Kann sein, dass die Kontingente bei Condor nicht ausreichen. Außerdem fliegt Condor auch nicht jeden Tag.
Als Hanseat würde ich mir eher Gedanken machen, warum DER und co nicht bei LH und Konsorten buchen. Könnte eventuell mit dem Verhalten von LH nach der TC Pleite zu tun haben. Darum auch die große Angst, dass es jetzt zum 4. mal wieder in die Hose geht.
Ah, erst die Kontingente der Condor und jetzt die Nicht-Kontingente der LH und Konsorten. Wo haben Sie bloß diese Infos her?
1. April DER Barbados, Airline EW. 2. April DER Punta Cana, Airline LH.

Aber das ist doch eine Scheindiskussion die für das feedern der DE Langstrecke garnicht relevant ist.
Ob Veranstalter jetzt Kap. bei der einen oder der anderen Airline buchen spielt doch keine Rolle.

Die Frage ist doch, warum die LH verpflichtet sein soll, die Condor pax durchzuchecken, zu vergünstigten Konditionen zuzubringen, die Haftung für Verspätung etc. zu übernehmen,
eine DE Flugnummer anzubieten, etc. etc.

Und genau darum geht es in dem jetzt beendeten Vertrag. Das die LH das bringen muss, unabhängig davon wer Kunde bei wem ist, halte ich für höchst Zweifelhaft.

Der Condor steht es jederzeit frei, bei der LH ihre Kunden zu buchen zu den selben Konditionen wie jeder andere auch. Sie werden nur nicht bevorzugt, aber auch nicht benachteiligt.
Daher kann ich die Diskussion nicht im Ansatz verstehen.

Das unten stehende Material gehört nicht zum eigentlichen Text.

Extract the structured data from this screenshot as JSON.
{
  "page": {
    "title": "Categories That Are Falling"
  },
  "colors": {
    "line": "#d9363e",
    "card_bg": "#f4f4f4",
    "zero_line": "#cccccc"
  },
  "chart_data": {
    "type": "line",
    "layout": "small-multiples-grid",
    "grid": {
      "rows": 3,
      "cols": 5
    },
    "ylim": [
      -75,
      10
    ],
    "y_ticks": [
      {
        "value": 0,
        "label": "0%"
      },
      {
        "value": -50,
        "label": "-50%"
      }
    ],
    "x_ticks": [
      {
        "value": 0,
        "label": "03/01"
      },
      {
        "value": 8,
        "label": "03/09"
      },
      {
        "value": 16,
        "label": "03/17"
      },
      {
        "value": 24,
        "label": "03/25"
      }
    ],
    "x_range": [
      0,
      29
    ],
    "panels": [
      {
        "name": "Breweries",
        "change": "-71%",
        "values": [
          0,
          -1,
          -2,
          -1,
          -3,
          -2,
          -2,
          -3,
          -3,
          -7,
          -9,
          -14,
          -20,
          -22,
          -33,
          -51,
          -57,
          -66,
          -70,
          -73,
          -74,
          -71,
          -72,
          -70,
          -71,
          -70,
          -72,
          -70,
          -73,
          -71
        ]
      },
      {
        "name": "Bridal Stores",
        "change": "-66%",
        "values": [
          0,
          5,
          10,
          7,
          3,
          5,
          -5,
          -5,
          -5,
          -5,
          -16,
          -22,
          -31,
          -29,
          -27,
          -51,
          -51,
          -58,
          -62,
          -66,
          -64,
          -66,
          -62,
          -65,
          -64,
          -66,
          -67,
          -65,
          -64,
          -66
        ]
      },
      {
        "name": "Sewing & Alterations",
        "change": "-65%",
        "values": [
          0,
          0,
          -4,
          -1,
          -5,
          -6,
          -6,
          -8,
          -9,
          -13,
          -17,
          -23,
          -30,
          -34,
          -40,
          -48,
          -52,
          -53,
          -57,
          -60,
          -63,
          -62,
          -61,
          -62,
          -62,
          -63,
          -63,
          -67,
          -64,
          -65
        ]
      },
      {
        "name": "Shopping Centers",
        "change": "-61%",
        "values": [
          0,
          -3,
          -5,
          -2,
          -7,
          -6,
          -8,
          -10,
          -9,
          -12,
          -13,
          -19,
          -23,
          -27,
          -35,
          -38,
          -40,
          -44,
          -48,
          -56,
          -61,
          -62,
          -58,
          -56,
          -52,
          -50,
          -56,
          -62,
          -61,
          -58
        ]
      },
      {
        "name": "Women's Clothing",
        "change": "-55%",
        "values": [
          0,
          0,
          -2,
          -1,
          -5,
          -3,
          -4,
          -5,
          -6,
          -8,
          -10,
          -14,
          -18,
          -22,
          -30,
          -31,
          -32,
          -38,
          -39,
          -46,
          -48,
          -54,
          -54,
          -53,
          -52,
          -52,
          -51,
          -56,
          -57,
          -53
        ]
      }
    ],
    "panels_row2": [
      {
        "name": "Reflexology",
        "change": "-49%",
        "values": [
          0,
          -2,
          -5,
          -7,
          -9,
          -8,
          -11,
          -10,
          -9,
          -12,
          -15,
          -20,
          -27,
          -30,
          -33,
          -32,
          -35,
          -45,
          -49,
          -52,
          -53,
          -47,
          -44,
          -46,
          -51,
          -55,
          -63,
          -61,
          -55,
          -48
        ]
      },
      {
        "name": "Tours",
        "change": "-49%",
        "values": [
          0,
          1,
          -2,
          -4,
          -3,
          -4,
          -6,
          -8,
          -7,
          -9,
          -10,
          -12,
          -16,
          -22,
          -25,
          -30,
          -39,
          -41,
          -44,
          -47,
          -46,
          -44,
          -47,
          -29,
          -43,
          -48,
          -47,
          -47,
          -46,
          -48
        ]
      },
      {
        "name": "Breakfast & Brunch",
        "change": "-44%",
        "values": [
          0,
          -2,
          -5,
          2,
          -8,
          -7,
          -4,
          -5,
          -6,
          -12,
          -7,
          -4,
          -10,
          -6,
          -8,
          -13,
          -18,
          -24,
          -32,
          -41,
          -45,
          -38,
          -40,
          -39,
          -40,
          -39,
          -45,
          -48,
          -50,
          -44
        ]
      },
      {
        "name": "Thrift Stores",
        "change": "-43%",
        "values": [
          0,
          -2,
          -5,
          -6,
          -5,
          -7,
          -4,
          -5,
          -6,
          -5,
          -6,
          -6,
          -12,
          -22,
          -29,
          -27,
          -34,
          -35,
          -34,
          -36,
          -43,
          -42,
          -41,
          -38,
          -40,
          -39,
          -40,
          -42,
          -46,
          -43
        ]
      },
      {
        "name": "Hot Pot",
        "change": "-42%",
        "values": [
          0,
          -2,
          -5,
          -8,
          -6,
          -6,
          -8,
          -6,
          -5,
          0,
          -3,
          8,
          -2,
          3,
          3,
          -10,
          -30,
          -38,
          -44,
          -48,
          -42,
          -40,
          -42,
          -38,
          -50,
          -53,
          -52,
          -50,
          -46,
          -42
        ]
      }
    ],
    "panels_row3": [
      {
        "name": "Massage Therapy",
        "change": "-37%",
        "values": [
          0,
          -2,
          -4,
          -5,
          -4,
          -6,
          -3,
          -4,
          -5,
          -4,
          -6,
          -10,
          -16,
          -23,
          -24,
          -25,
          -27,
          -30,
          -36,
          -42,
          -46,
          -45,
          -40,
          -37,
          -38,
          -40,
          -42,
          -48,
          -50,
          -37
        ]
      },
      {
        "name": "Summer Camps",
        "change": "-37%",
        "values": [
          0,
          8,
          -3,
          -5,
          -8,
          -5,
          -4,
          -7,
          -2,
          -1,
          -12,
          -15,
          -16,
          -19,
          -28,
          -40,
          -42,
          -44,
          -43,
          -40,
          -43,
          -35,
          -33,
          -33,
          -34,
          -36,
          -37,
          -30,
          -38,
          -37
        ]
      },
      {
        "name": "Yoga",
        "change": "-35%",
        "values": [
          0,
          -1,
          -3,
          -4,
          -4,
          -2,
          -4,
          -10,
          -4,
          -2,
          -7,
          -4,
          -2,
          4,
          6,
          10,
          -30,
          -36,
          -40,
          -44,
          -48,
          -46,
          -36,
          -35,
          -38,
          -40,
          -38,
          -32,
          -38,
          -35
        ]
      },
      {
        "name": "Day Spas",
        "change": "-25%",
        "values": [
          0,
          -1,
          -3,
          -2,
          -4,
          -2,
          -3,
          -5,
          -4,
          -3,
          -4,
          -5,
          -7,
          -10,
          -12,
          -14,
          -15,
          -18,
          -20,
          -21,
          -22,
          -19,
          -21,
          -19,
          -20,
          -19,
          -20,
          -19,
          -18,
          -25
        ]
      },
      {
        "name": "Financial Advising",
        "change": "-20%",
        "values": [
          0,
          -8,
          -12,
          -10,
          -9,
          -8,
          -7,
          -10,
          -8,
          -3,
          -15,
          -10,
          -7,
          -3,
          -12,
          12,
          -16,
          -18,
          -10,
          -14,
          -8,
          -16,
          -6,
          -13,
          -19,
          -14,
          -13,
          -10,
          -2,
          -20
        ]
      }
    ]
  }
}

Die Condor fährt ein schwaches, volatiles Geschäftsmodell mit sehr geringer Marge das in meinen Augen keine Zukunft hat.
Sie ist zu klein um unabhängig zu bleiben, und zu gross um wirklich NIsche zu sein.
Die Flotte ist alt. Condor ist relativ teuer.
Die B767 ist am Ende ihres Lebenszyklus, die Flieger sind überwiegend aus den frühen 90gern, die gehen auf die 30 zu.
Einen effizienten 1zu1 Ersatz gibt es nicht, mittlerweile gibt es FLieger die 2-3 Generationen weiter sind, die COndor hat nicht genug Marge um die Ersatzinvestitionen zu tätigen.

Ich sehe nicht wie das bei der Condor gut gehen soll, langfristig. Da hilft auch alles bellen gegen die LH nicht.
Beitrag vom 25.02.2021 - 18:18 Uhr

Da haben Sie natürlich recht. Aber raus sind sie trotzdem. Da wo sie fliegen, fliegt DER trotzdem mit QR. Nach Mauritius ist es auch nicht die Condor und Male auch nicht. Welche Veranstalter sollen denn da wöchentlich die Flieger füllen, wenn die Top 2 nicht die Condor nutzen?

Kann sein, dass die Kontingente bei Condor nicht ausreichen. Außerdem fliegt Condor auch nicht jeden Tag.
Als Hanseat würde ich mir eher Gedanken machen, warum DER und co nicht bei LH und Konsorten buchen. Könnte eventuell mit dem Verhalten von LH nach der TC Pleite zu tun haben. Darum auch die große Angst, dass es jetzt zum 4. mal wieder in die Hose geht.
Ah, erst die Kontingente der Condor und jetzt die Nicht-Kontingente der LH und Konsorten. Wo haben Sie bloß diese Infos her?
1. April DER Barbados, Airline EW. 2. April DER Punta Cana, Airline LH.

Dieser Beitrag wurde am 25.02.2021 18:23 Uhr bearbeitet.